Arizona Voters Choosing Gabby Giffords' Replacement
Voters in southeastern Arizona go to the polls Tuesday in a special election to fill out the remainder of the congressional term of former Democratic Rep. Gabrielle Giffords.
Giffords, a Democrat, resigned in January, a year after she was critically wounded in a shooting. Running to fill the remaining six months of her term are her former district director, Ron Barber, and Republican Jesse Kelly, a businessman and Iraq War veteran.
The special election bears some small resemblance to the 2010 congressional campaign held in the Tucson-based 8th Congressional District.
Kelly is once again the Republican candidate, hoping to reverse the district's 2010 results where he lost to Giffords by some 4,000 votes. He's running against Barber — who was Giffords' top aide in Arizona.
But of course, nothing is the same in Arizona's 8th district since the 2011 shooting, in which Giffords and Barber both were wounded, and six people were killed.
Barber and Kelly have tangled over a number of issues, in what by all accounts will be a tight race in a year when both parties are scrambling for every seat in Congress.
Barber tells NPR: "I've been hearing over and over again from middle class Arizonans that they're really feeling squeezed, and that no one really cares about their concerns."
Kelly, who in the 2010 race called Social Security a ponzi scheme, has backed away from that comment.
He declined to be interviewed by NPR, but last week in an interview on MSNBC, he said beneficiaries of Social Security and Medicare should be given choices between government and private programs.
"Right now, Medicare recipients are getting less quality care than they ever have because the access to doctors is decreasing. That's because the government simply won't pay its bills," Kelly told MSNBC. "Doctors are trying to get paid for the Medicare patients and they're not getting paid by the government."
Kelly says he would support the repeal of President Obama's health care bill, the Affordable Care Act. Barber says parts of the program should be kept and others made to work better.
In the aftermath of last year's shooting, Kelly has toned down his 2010 "Send A Warrior To Congress" campaign theme, although a PAC supporting Kelly this time around sent out a fundraising email using a photo of the ex-Marine in camouflage holding an assault rifle.
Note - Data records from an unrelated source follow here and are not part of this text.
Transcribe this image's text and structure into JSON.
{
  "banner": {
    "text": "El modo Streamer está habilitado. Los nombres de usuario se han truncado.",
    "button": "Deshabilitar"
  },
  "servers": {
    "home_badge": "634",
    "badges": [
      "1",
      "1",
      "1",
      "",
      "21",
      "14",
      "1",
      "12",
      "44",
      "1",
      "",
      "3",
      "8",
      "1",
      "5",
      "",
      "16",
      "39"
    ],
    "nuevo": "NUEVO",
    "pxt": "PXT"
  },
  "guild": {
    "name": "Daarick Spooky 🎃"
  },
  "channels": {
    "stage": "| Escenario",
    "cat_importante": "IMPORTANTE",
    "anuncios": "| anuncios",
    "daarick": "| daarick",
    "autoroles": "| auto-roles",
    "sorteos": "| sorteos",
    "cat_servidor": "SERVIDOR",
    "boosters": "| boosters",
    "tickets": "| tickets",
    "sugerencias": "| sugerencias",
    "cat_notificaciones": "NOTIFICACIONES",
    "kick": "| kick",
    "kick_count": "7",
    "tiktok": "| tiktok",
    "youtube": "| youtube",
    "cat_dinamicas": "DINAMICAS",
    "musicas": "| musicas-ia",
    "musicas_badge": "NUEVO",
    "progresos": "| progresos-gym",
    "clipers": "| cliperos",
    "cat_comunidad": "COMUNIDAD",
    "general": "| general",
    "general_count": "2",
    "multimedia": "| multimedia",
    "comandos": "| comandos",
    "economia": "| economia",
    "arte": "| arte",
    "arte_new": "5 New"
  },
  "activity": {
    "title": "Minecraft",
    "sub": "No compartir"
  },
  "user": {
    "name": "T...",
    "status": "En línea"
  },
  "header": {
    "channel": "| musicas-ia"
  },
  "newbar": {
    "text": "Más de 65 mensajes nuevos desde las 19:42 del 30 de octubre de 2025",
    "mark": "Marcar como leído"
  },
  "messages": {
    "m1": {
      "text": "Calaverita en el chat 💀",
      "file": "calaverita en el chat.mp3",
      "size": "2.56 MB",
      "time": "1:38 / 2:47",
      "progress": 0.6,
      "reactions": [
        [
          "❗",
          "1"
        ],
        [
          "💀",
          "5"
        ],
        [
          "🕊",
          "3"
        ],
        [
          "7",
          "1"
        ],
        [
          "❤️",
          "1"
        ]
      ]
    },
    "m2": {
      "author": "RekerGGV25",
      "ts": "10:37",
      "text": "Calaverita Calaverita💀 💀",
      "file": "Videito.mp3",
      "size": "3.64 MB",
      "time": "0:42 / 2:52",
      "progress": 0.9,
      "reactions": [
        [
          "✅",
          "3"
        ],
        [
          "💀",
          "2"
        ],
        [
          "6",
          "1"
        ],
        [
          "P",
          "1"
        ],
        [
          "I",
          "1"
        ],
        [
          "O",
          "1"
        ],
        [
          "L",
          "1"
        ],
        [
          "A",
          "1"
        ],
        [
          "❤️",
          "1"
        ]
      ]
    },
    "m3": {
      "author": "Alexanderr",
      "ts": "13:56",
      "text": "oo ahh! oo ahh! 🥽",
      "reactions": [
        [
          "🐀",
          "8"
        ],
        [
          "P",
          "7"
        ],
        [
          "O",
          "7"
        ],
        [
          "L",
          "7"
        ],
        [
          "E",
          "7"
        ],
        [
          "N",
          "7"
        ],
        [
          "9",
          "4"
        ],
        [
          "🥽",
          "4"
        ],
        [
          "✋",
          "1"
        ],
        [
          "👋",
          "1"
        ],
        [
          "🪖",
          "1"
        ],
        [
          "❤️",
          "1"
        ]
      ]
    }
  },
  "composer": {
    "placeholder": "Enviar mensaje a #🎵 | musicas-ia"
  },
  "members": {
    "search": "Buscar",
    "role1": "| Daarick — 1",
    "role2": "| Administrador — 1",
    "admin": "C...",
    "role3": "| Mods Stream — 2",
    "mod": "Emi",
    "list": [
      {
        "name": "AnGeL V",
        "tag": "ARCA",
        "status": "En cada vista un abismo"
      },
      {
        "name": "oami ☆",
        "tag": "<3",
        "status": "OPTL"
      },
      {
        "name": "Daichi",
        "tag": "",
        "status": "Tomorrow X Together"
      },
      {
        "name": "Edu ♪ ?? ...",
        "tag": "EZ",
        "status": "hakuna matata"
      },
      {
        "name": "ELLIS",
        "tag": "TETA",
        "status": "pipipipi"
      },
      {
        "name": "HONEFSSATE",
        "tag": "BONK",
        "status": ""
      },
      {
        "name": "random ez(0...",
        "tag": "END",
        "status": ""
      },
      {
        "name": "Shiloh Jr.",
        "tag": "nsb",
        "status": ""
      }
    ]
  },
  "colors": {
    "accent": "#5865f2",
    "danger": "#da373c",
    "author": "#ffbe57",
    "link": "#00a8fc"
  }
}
Kelly's own ads have presented a kinder, gentler image of him as a family man.
The National Republican Campaign Committee has run ads on Kelly's behalf, implying Barber would be a pawn for Obama.
Barber has tried to keep Kelly from tying him to the president in a district that leans Republican. During a debate last month, he even refused to state whether he'd vote to re-elect Obama.
Now Barber says he would, but also says Republicans are trying to nationalize the race.
"This race is really about Congressional District 8, the southern part of our state, and the communities and the people that live here. I'm not going to be drawn into a national debate about issues that have nothing to do, ultimately, with what's good for the people I hope to represent," Kelly says.
Barber has outraised and outspent Kelly, but Kelly has benefited from slightly more spending by outside groups, according to the campaign finance watchdog, OpenSecrets.org.
Early voting has been underway for some time.
Barber held a rally Saturday night with Giffords, who made a rare public appearance on behalf of her former staffer.
Her husband, former astronaut Mark Kelly, says Giffords' decision to step down to focus on her rehab was incredibly difficult.
"But she knew that at that point it made sense for her to step down. And the person that she knew could represent this community the way she did is this man, standing to our left," Kelly said at the rally, referring to Barber.
No matter who wins Tuesday's special election, both candidates say they'll be back on the campaign trail this fall, running for a full two-year term. But the winner will clearly have the advantage going into November.